The History and Science of the Manhattan Project by Bruce Cameron Reed

The History and Science of the Manhattan Project by Bruce Cameron Reed

Author:Bruce Cameron Reed
Language: eng
Format: epub
ISBN: 9783662581759
Publisher: Springer Berlin Heidelberg


7.1 Origins of the Laboratory

The idea of a centralized, secure laboratory under government control to coordinate fast-neutron research and bomb design was circulating well before the formal establishment of the Manhattan Engineer District. In the spring of 1942, the OSRD had contracts with no less than nine universities that had accelerators which could be used as neutron sources, but the work lacked overall coordination. Gregory Breit raised the issue of a centralized laboratory when he resigned from the project in May, 1942. A month later, Vannevar Bush and James Conant suggested in their report to Vice-President Wallace, Secretary of War Stimson, and General Marshall that a special committee take charge of all research and development on military uses of fissionable material. Immediately after the Bohemian Grove planning session described in Chap. 4, Oppenheimer , Fermi, Lawrence, Compton, Edwin McMillan , and others met in Chicago from September 19–23, 1942, to consider the notion of a bomb-design laboratory . These various ideas became realized as Los Alamos and the Military Policy Committee (Sect. 4.​10).

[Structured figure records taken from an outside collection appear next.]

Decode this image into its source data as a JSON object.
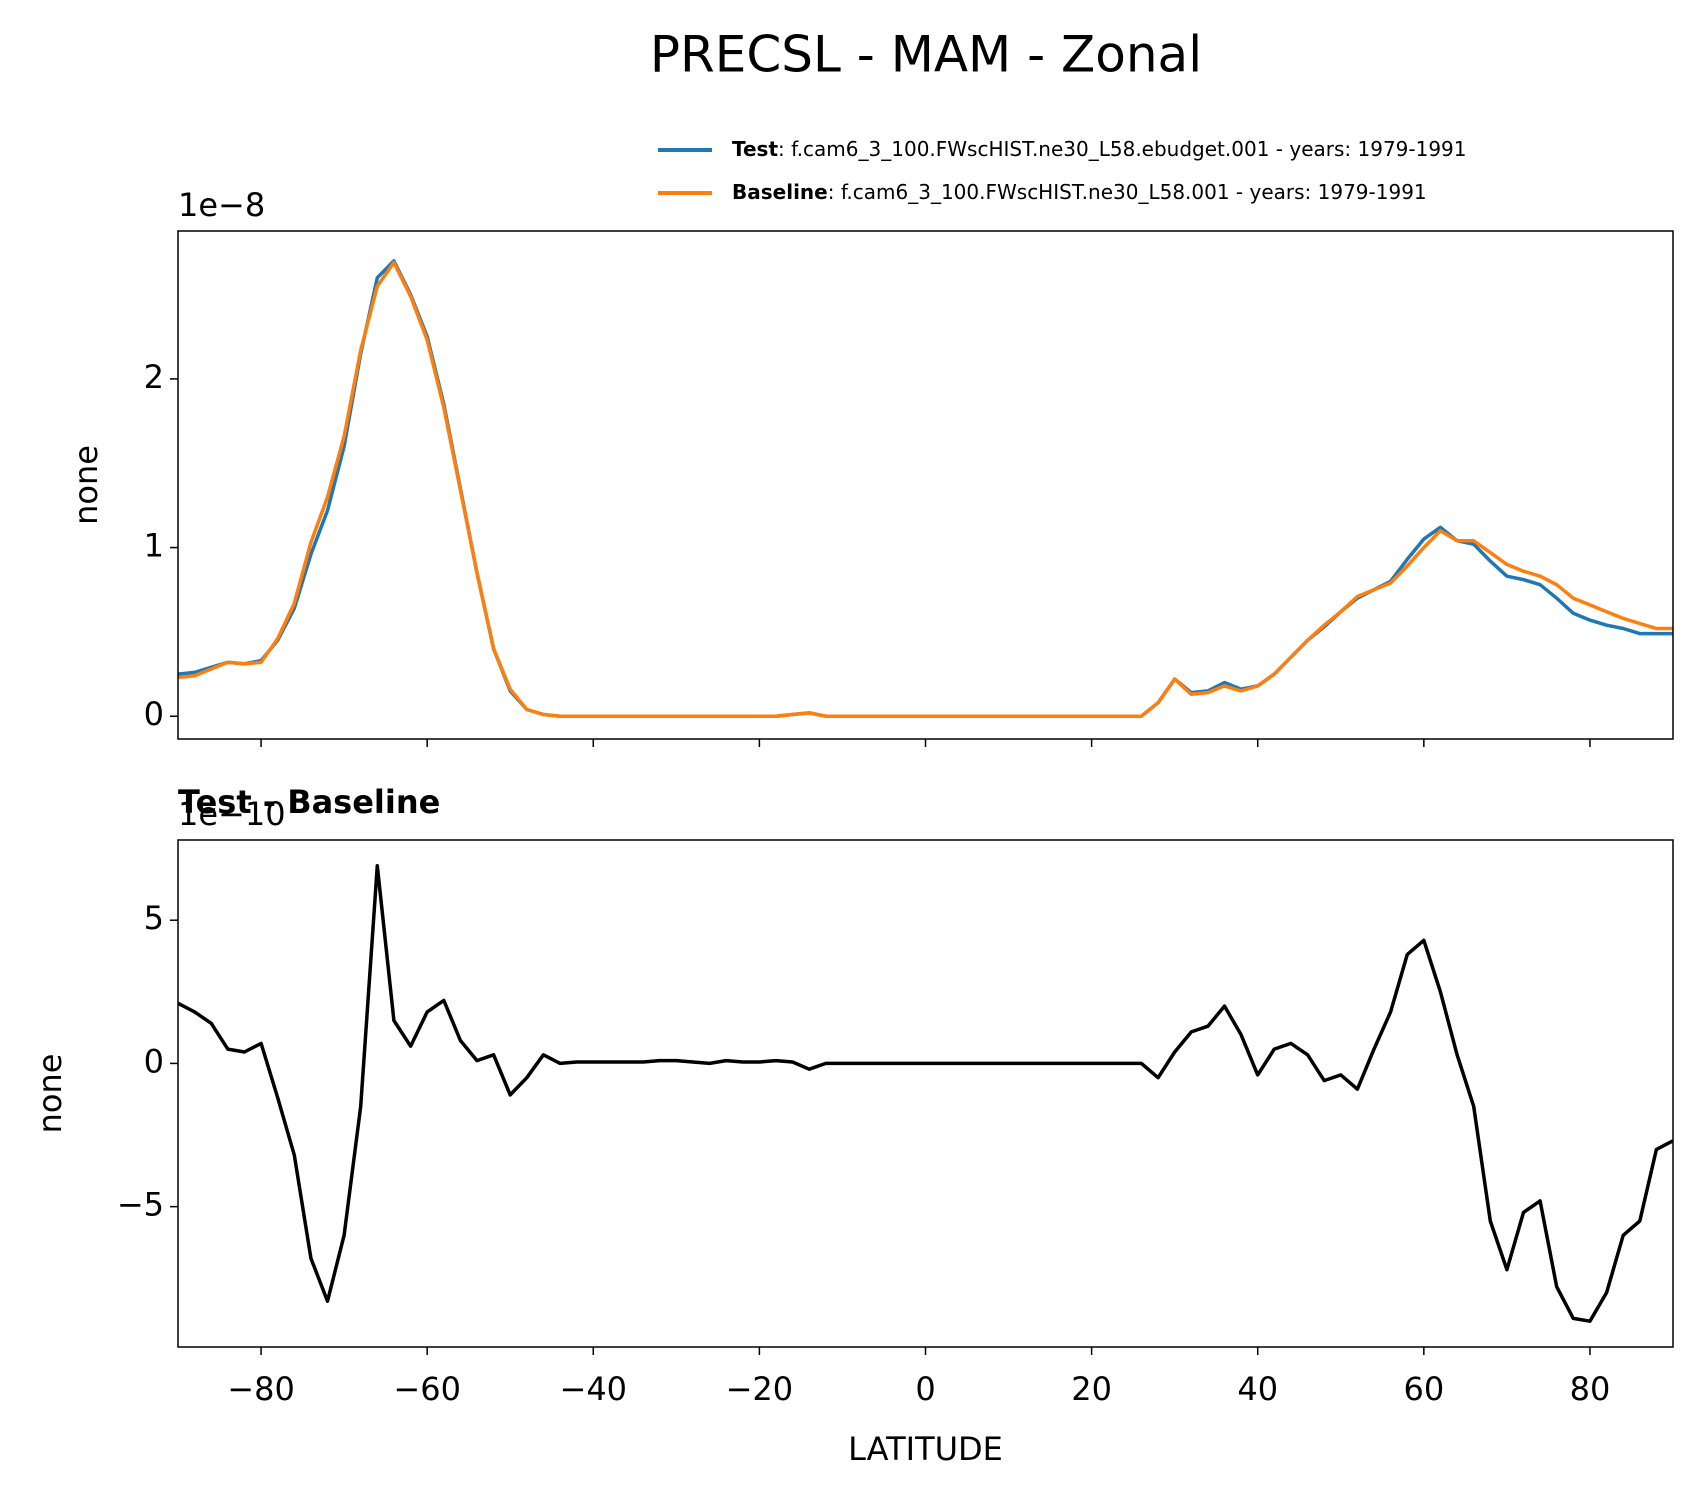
{
  "title": "PRECSL - MAM - Zonal",
  "chart_data": [
    {
      "type": "line",
      "offset_label": "1e−8",
      "ylabel": "none",
      "x": [
        -90,
        -88,
        -86,
        -84,
        -82,
        -80,
        -78,
        -76,
        -74,
        -72,
        -70,
        -68,
        -66,
        -64,
        -62,
        -60,
        -58,
        -56,
        -54,
        -52,
        -50,
        -48,
        -46,
        -44,
        -42,
        -40,
        -38,
        -36,
        -34,
        -32,
        -30,
        -28,
        -26,
        -24,
        -22,
        -20,
        -18,
        -16,
        -14,
        -12,
        -10,
        -8,
        -6,
        -4,
        -2,
        0,
        2,
        4,
        6,
        8,
        10,
        12,
        14,
        16,
        18,
        20,
        22,
        24,
        26,
        28,
        30,
        32,
        34,
        36,
        38,
        40,
        42,
        44,
        46,
        48,
        50,
        52,
        54,
        56,
        58,
        60,
        62,
        64,
        66,
        68,
        70,
        72,
        74,
        76,
        78,
        80,
        82,
        84,
        86,
        88,
        90
      ],
      "series": [
        {
          "name": "Test",
          "legend_detail": ": f.cam6_3_100.FWscHIST.ne30_L58.ebudget.001 - years: 1979-1991",
          "color": "#1f77b4",
          "values": [
            0.25,
            0.26,
            0.29,
            0.32,
            0.31,
            0.33,
            0.45,
            0.64,
            0.96,
            1.22,
            1.6,
            2.15,
            2.6,
            2.7,
            2.5,
            2.25,
            1.85,
            1.35,
            0.85,
            0.4,
            0.15,
            0.04,
            0.01,
            0,
            0,
            0,
            0,
            0,
            0,
            0,
            0,
            0,
            0,
            0,
            0,
            0,
            0,
            0.01,
            0.02,
            0,
            0,
            0,
            0,
            0,
            0,
            0,
            0,
            0,
            0,
            0,
            0,
            0,
            0,
            0,
            0,
            0,
            0,
            0,
            0,
            0.08,
            0.22,
            0.14,
            0.15,
            0.2,
            0.16,
            0.18,
            0.25,
            0.35,
            0.45,
            0.53,
            0.62,
            0.7,
            0.75,
            0.8,
            0.93,
            1.05,
            1.12,
            1.04,
            1.02,
            0.92,
            0.83,
            0.81,
            0.78,
            0.7,
            0.61,
            0.57,
            0.54,
            0.52,
            0.49,
            0.49,
            0.49
          ]
        },
        {
          "name": "Baseline",
          "legend_detail": ": f.cam6_3_100.FWscHIST.ne30_L58.001 - years: 1979-1991",
          "color": "#ff7f0e",
          "values": [
            0.23,
            0.24,
            0.28,
            0.32,
            0.31,
            0.32,
            0.46,
            0.67,
            1.03,
            1.3,
            1.66,
            2.17,
            2.55,
            2.69,
            2.49,
            2.23,
            1.83,
            1.34,
            0.85,
            0.4,
            0.16,
            0.04,
            0.01,
            0,
            0,
            0,
            0,
            0,
            0,
            0,
            0,
            0,
            0,
            0,
            0,
            0,
            0,
            0.01,
            0.02,
            0,
            0,
            0,
            0,
            0,
            0,
            0,
            0,
            0,
            0,
            0,
            0,
            0,
            0,
            0,
            0,
            0,
            0,
            0,
            0,
            0.08,
            0.22,
            0.13,
            0.14,
            0.18,
            0.15,
            0.18,
            0.25,
            0.35,
            0.45,
            0.54,
            0.62,
            0.71,
            0.75,
            0.79,
            0.89,
            1.0,
            1.1,
            1.04,
            1.04,
            0.97,
            0.9,
            0.86,
            0.83,
            0.78,
            0.7,
            0.66,
            0.62,
            0.58,
            0.55,
            0.52,
            0.52
          ]
        }
      ],
      "xlim": [
        -90,
        90
      ],
      "xticks": [
        -80,
        -60,
        -40,
        -20,
        0,
        20,
        40,
        60,
        80
      ],
      "ylim": [
        -0.135,
        2.877
      ],
      "yticks": [
        0,
        1,
        2
      ],
      "legend": "upper right"
    },
    {
      "type": "line",
      "title": "Test - Baseline",
      "offset_label": "1e−10",
      "ylabel": "none",
      "xlabel": "LATITUDE",
      "x": [
        -90,
        -88,
        -86,
        -84,
        -82,
        -80,
        -78,
        -76,
        -74,
        -72,
        -70,
        -68,
        -66,
        -64,
        -62,
        -60,
        -58,
        -56,
        -54,
        -52,
        -50,
        -48,
        -46,
        -44,
        -42,
        -40,
        -38,
        -36,
        -34,
        -32,
        -30,
        -28,
        -26,
        -24,
        -22,
        -20,
        -18,
        -16,
        -14,
        -12,
        -10,
        -8,
        -6,
        -4,
        -2,
        0,
        2,
        4,
        6,
        8,
        10,
        12,
        14,
        16,
        18,
        20,
        22,
        24,
        26,
        28,
        30,
        32,
        34,
        36,
        38,
        40,
        42,
        44,
        46,
        48,
        50,
        52,
        54,
        56,
        58,
        60,
        62,
        64,
        66,
        68,
        70,
        72,
        74,
        76,
        78,
        80,
        82,
        84,
        86,
        88,
        90
      ],
      "series": [
        {
          "color": "#000000",
          "values": [
            2.1,
            1.8,
            1.4,
            0.5,
            0.4,
            0.7,
            -1.2,
            -3.2,
            -6.8,
            -8.3,
            -6,
            -1.5,
            6.9,
            1.5,
            0.6,
            1.8,
            2.2,
            0.8,
            0.1,
            0.3,
            -1.1,
            -0.5,
            0.3,
            0,
            0.05,
            0.05,
            0.05,
            0.05,
            0.05,
            0.1,
            0.1,
            0.05,
            0,
            0.1,
            0.05,
            0.05,
            0.1,
            0.05,
            -0.2,
            0,
            0,
            0,
            0,
            0,
            0,
            0,
            0,
            0,
            0,
            0,
            0,
            0,
            0,
            0,
            0,
            0,
            0,
            0,
            0,
            -0.5,
            0.4,
            1.1,
            1.3,
            2.0,
            1.0,
            -0.4,
            0.5,
            0.7,
            0.3,
            -0.6,
            -0.4,
            -0.9,
            0.5,
            1.8,
            3.8,
            4.3,
            2.5,
            0.3,
            -1.5,
            -5.5,
            -7.2,
            -5.2,
            -4.8,
            -7.8,
            -8.9,
            -9.0,
            -8.0,
            -6.0,
            -5.5,
            -3.0,
            -2.7
          ]
        }
      ],
      "xlim": [
        -90,
        90
      ],
      "xticks": [
        {
          "value": -80,
          "label": "−80"
        },
        {
          "value": -60,
          "label": "−60"
        },
        {
          "value": -40,
          "label": "−40"
        },
        {
          "value": -20,
          "label": "−20"
        },
        0,
        20,
        40,
        60,
        80
      ],
      "ylim": [
        -9.9,
        7.8
      ],
      "yticks": [
        {
          "value": -5,
          "label": "−5"
        },
        0,
        5
      ]
    }
  ]
}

When General Groves was assigned to the project in September, 1942, his letter of appointment made no mention of a design laboratory. Groves began his new assignment with a familiarization tour of project sites, and he met Robert Oppenheimer for the first time in Berkeley on October 8, at which time they discussed the concept of a centralized laboratory. Groves approved the idea on October 19, initially thinking that he would locate the facility near the production plants in Tennessee. In Manhattan District lingo, the bomb-design laboratory was known as Project Y .

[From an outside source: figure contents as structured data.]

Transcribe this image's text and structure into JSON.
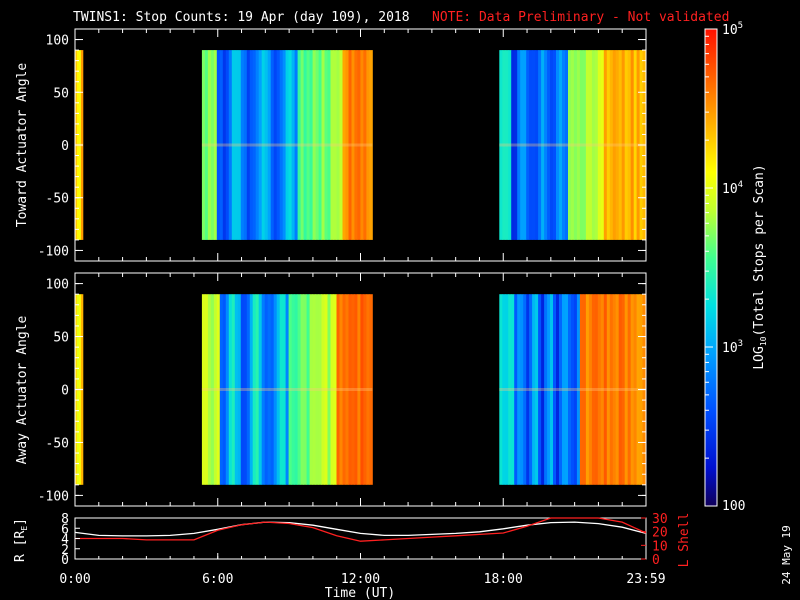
{
  "title": "TWINS1: Stop Counts: 19 Apr (day 109), 2018",
  "note": "NOTE: Data Preliminary - Not validated",
  "stamp": "24 May 19",
  "colorbar": {
    "label": "LOG10(Total Stops per Scan)",
    "label_main": "LOG",
    "label_sub": "10",
    "label_rest": "(Total Stops per Scan)",
    "ticks": [
      {
        "value": 100,
        "label": "100"
      },
      {
        "value": 1000,
        "label": "10",
        "exp": "3"
      },
      {
        "value": 10000,
        "label": "10",
        "exp": "4"
      },
      {
        "value": 100000,
        "label": "10",
        "exp": "5"
      }
    ],
    "scale": "log",
    "range": [
      100,
      100000
    ]
  },
  "chart_data": [
    {
      "type": "heatmap",
      "name": "toward",
      "ylabel": "Toward Actuator Angle",
      "ylim": [
        -110,
        110
      ],
      "yticks": [
        -100,
        -50,
        0,
        50,
        100
      ],
      "xlim_hours": [
        0,
        24
      ],
      "data_blocks": [
        {
          "t_start": "0:00",
          "t_end": "0:20",
          "angles": [
            -90,
            90
          ],
          "profile": "orange-mixed"
        },
        {
          "t_start": "5:20",
          "t_end": "12:30",
          "angles": [
            -90,
            90
          ],
          "profile": "green-blue-yellow-red"
        },
        {
          "t_start": "17:50",
          "t_end": "23:59",
          "angles": [
            -90,
            90
          ],
          "profile": "cyan-blue-yellow-orange"
        }
      ]
    },
    {
      "type": "heatmap",
      "name": "away",
      "ylabel": "Away Actuator Angle",
      "ylim": [
        -110,
        110
      ],
      "yticks": [
        -100,
        -50,
        0,
        50,
        100
      ],
      "xlim_hours": [
        0,
        24
      ],
      "data_blocks": [
        {
          "t_start": "0:00",
          "t_end": "0:20",
          "angles": [
            -90,
            90
          ],
          "profile": "orange-mixed"
        },
        {
          "t_start": "5:20",
          "t_end": "12:30",
          "angles": [
            -90,
            90
          ],
          "profile": "yellow-green-blue-orange"
        },
        {
          "t_start": "17:50",
          "t_end": "23:59",
          "angles": [
            -90,
            90
          ],
          "profile": "cyan-blue-orange-red"
        }
      ]
    },
    {
      "type": "line",
      "name": "ephemeris",
      "xlabel": "Time (UT)",
      "xticks": [
        "0:00",
        "6:00",
        "12:00",
        "18:00",
        "23:59"
      ],
      "ylabel_left": "R [RE]",
      "ylabel_left_main": "R [R",
      "ylabel_left_sub": "E",
      "ylabel_left_end": "]",
      "ylabel_right": "L Shell",
      "yticks_left": [
        0,
        2,
        4,
        6,
        8
      ],
      "yticks_right": [
        0,
        10,
        20,
        30
      ],
      "ylim_left": [
        0,
        8
      ],
      "ylim_right": [
        0,
        30
      ],
      "series": [
        {
          "name": "R [RE]",
          "color": "#ffffff",
          "x": [
            0,
            1,
            2,
            3,
            4,
            5,
            6,
            7,
            8,
            9,
            10,
            11,
            12,
            13,
            14,
            15,
            16,
            17,
            18,
            19,
            20,
            21,
            22,
            23,
            24
          ],
          "y": [
            5.2,
            4.6,
            4.5,
            4.5,
            4.6,
            5.0,
            5.8,
            6.7,
            7.2,
            7.1,
            6.6,
            5.8,
            5.0,
            4.6,
            4.6,
            4.8,
            5.0,
            5.3,
            5.9,
            6.6,
            7.1,
            7.2,
            6.9,
            6.2,
            5.0
          ]
        },
        {
          "name": "L Shell",
          "color": "#ff2020",
          "x": [
            0,
            1,
            2,
            3,
            4,
            5,
            6,
            7,
            8,
            9,
            10,
            11,
            12,
            13,
            14,
            15,
            16,
            17,
            18,
            19,
            20,
            21,
            22,
            23,
            24
          ],
          "y": [
            15,
            15,
            15,
            14,
            14,
            14,
            21,
            25,
            27,
            26,
            23,
            17,
            13,
            14,
            15,
            16,
            17,
            18,
            19,
            24,
            31,
            31,
            31,
            27,
            19
          ]
        }
      ]
    }
  ]
}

Given Compton’s involvement with the Project, his own University of Chicago Metallurgical Laboratory might have seemed a logical choice for a design center, or perhaps Ernest Lawrence’s Radiation Laboratory at Berkeley. But Groves decided that the laboratory site would have to be isolated, relatively inaccessible, have a climate that would permit year-round construction and operations, be large enough to accommodate a testing area, and be sufficiently inland to be secure from enemy attack. None of Oak Ridge, Chicago, or Berkeley was sufficiently isolated, and the latter was also too vulnerable to Japanese attack. Groves assigned the problem of locating a site to Major John Dudley of the Corps of Engineers. After speaking with some of the scientists involved, Dudley estimated that a staff of some 265 would need to be accommodated. He investigated various locations in California, Nevada, Utah, Arizona, and New Mexico. One possibility near Los Angeles was rejected by Groves on security grounds, and another near Reno, Nevada, was discounted on the basis that heavy snowfalls would interfere with winter operations. Oak City, Utah, looked favorable, but would have required evicting several dozen families and taking a large amount of farm acreage out of production. The choices narrowed to two sites north of Albuquerque, New Mexico: one about 50 miles north of the city in the Jemez Springs area, and another about 25 miles northeast of Jemez near Los Alamos. “Jemez” is the Indian name for “Place of the Boiling Springs,” and Los Alamos means “the poplars.